On the podcast, Farrell said the resulting script and the idea that artificial intelligence could one day supplant human TV writers had unnerved him. Alda seemed less concerned, noting that when he commanded ChatGPT to “make it funny,” it came up with “some really stupid stuff.” The technology also had a tendency to get sappy, leading him to direct it to “stop being sentimental.”
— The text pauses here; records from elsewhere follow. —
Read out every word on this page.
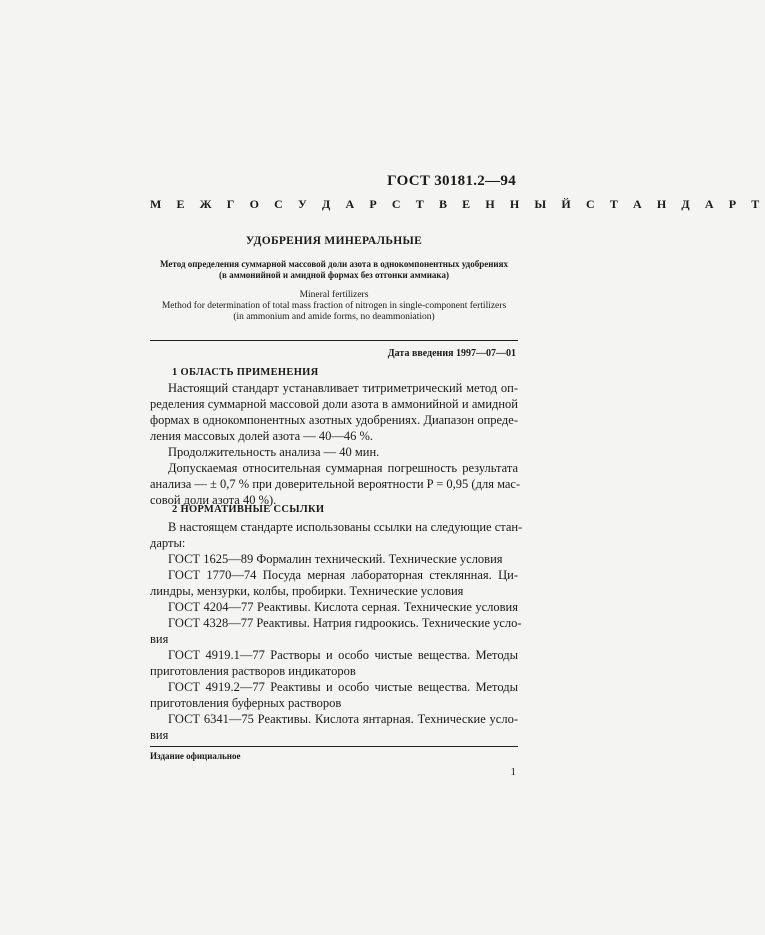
ГОСТ 30181.2—94
М Е Ж Г О С У Д А Р С Т В Е Н Н Ы Й С Т А Н Д А Р Т
УДОБРЕНИЯ МИНЕРАЛЬНЫЕ
Метод определения суммарной массовой доли азота в однокомпонентных удобрениях
(в аммонийной и амидной формах без отгонки аммиака)
Mineral fertilizers
Method for determination of total mass fraction of nitrogen in single-component fertilizers
(in ammonium and amide forms, no deammoniation)
Дата введения 1997—07—01
1 ОБЛАСТЬ ПРИМЕНЕНИЯ
Настоящий стандарт устанавливает титриметрический метод оп-
ределения суммарной массовой доли азота в аммонийной и амидной
формах в однокомпонентных азотных удобрениях. Диапазон опреде-
ления массовых долей азота — 40—46 %.
Продолжительность анализа — 40 мин.
Допускаемая относительная суммарная погрешность результата
анализа — ± 0,7 % при доверительной вероятности P = 0,95 (для мас-
совой доли азота 40 %).
2 НОРМАТИВНЫЕ ССЫЛКИ
В настоящем стандарте использованы ссылки на следующие стан-
дарты:
ГОСТ 1625—89 Формалин технический. Технические условия
ГОСТ 1770—74 Посуда мерная лабораторная стеклянная. Ци-
линдры, мензурки, колбы, пробирки. Технические условия
ГОСТ 4204—77 Реактивы. Кислота серная. Технические условия
ГОСТ 4328—77 Реактивы. Натрия гидроокись. Технические усло-
вия
ГОСТ 4919.1—77 Растворы и особо чистые вещества. Методы
приготовления растворов индикаторов
ГОСТ 4919.2—77 Реактивы и особо чистые вещества. Методы
приготовления буферных растворов
ГОСТ 6341—75 Реактивы. Кислота янтарная. Технические усло-
вия
Издание официальное
1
Alan Alda was the single most influential creative force of the latter seasons of “M*A*S*H,” producing and often writing and directing the show. He did a lot of great work in that capacity, but if there was one knock on those latter seasons it’s that the show under Alda’s direction often dove head-first into melodrama, preachiness and, yes, sentimentality. So if Alda is knocking the AI bot for going too far in that direction, hoo-boy, you know it went way too far in that direction.

Still, we should give it a chance. Maybe the final ChatGPT episode will feature a moving story arc in which a character forces someone to smother a laptop to death but, after talking to a therapist, reveals that it was actually an iPad.

Goodbye, farewell, and amen, at least for today, everybody.